Today is the day the federal government parses essential from non-essential, following the budget impasse last night that triggered the first government shutdown since 1995.

At the Naval Postgraduate School in Monterey, some 1,300 employees showed up Tuesday morning to set up away messages and shut down their computers until further notice.

The semester started yesterday, and in anticipation of a government shutdown, faculty assigned two weeks' worth of at-home readings. 

Things that will stay open, according to an email sent to NPS staffers: trash collection and janitorial services, as well as "quality of life activities," which include the gym and the Monterey Pines golf course. 

About 1,300 of 1,800 NPS workers are on furlough until the government gets back into gear.

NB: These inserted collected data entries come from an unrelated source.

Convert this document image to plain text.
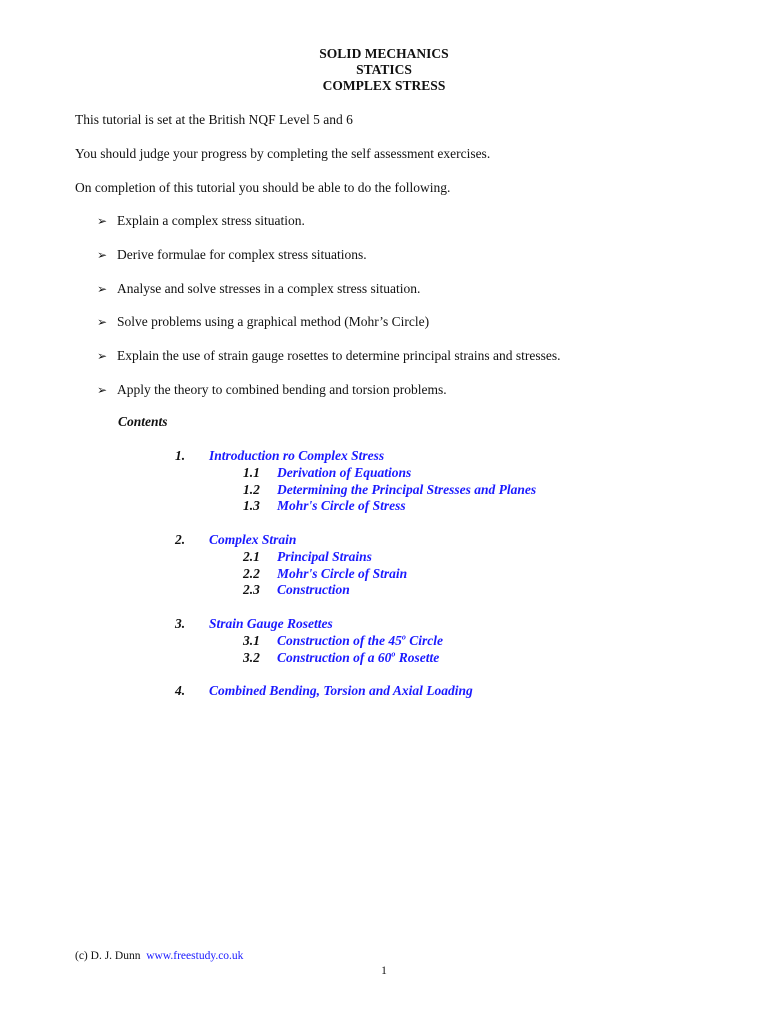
SOLID MECHANICS
STATICS
COMPLEX STRESS
This tutorial is set at the British NQF Level 5 and 6
You should judge your progress by completing the self assessment exercises.
On completion of this tutorial you should be able to do the following.
➢ Explain a complex stress situation.
➢ Derive formulae for complex stress situations.
➢ Analyse and solve stresses in a complex stress situation.
➢ Solve problems using a graphical method (Mohr’s Circle)
➢ Explain the use of strain gauge rosettes to determine principal strains and stresses.
➢ Apply the theory to combined bending and torsion problems.
Contents
1. Introduction ro Complex Stress
1.1 Derivation of Equations
1.2 Determining the Principal Stresses and Planes
1.3 Mohr's Circle of Stress
2. Complex Strain
2.1 Principal Strains
2.2 Mohr's Circle of Strain
2.3 Construction
3. Strain Gauge Rosettes
3.1 Construction of the 45$^o$ Circle
3.2 Construction of a 60$^o$ Rosette
4. Combined Bending, Torsion and Axial Loading
(c) D. J. Dunn www.freestudy.co.uk
1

Those still on campus include the incoming president, Ret. Vice Adm. Ron Route, who officially takes over on Friday—minus the ceremony originally planned to welcome him. 

House Republicans refused to budge on a budget deal unless Obamacare was axed or delayed.

“The Republican leadership has repeatedly put our economy at risk in order to satisfy the constant temper tantrums of the extreme right,” U.S. Rep. Sam Farr, D-Carmel, said in a statement.

Amid all the fighting, Congress did manage to pass the Pay Our Military Act on Monday, which means active-duty military will continue to be paid throughout the shutdown. It's largely thanks to that last-minute agreement that anyone's showing up at either military installation in Monterey. 

At the Defense Language Institute, most of the 2,200 instructors are expected to stay on during the shutdown, as Army language instruction continues. As of Tuesday morning, officials were still calculating how many workers would stay.

"Due to government shutdown, this Facebook page might not be monitored, maintained or updated until normal government functions resume," the Presidio of Monterey's Facebook page states. 

The phones were down at the Bureau of Land Management's Hollister Field Office on Tuesday morning. BLM manages public lands including the Fort Ord National Monument. Pinnacles National Park also shut down on Tuesday.  

"None of this is fair to you," President Barack Obama wrote in a letter to the country's two million federal employees. "And should it continue, it will make it more difficult to keep attracting the kind of driven, patriotic, idealistic Americans public service that our citizens deserve and that our system of self-government demands."